The problem with these weaknesses is that they are different in each human being. For me listening an mp3 is like a sanding an ear, while some don't even hear the difference between it and a live performance.
> For me listening an mp3 is like a sanding an ear
There is such a broad spectrum in thr word mp3 that you need to be more specific. I can absolutely pick the difference between certian high bitrate mp3 encodings and wav files, however a different mp3 with exactly the same bitrate, effectively indistinguishable.
Bad mp3 encoding is a problem, not one I have experienced recently though. I think the bigger issue is people will rip a music video from youtube, then instead of extracting the existing audio stream into it's own container will reencode it. Mp3->mp3 encoding will be lossy just like any other encoder.
If people have notches in their hearing sensitivity at low or mid frequencies, sounds at those frequencies might fail to mask other sounds as expected. You could simulate this by applying notch filters to otherwise transparent lossy audio and seeing if it exposes compression artifacts. But I think this kind of hearing loss is uncommon. Normal age-related hearing loss does not cause any problems with lossy audio compression.

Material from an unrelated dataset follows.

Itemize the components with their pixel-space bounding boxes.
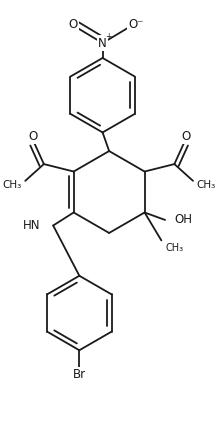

1. Poor sensitivity in bass and treble. See:
https://en.wikipedia.org/wiki/Equal-loudness_contour
2. Limited ability to hear multiple sounds simultaneously, or almost simultaneously. See:
https://en.wikipedia.org/wiki/Auditory_masking
Bernhard Seeber has some videos on Youtube with demonstrations of auditory masking:
https://www.youtube.com/watch?v=R9UZnMsm9o8
https://www.youtube.com/watch?v=bU0_Kaj7cPk
The only fair way to evaluate lossy codecs is with double blind listening tests.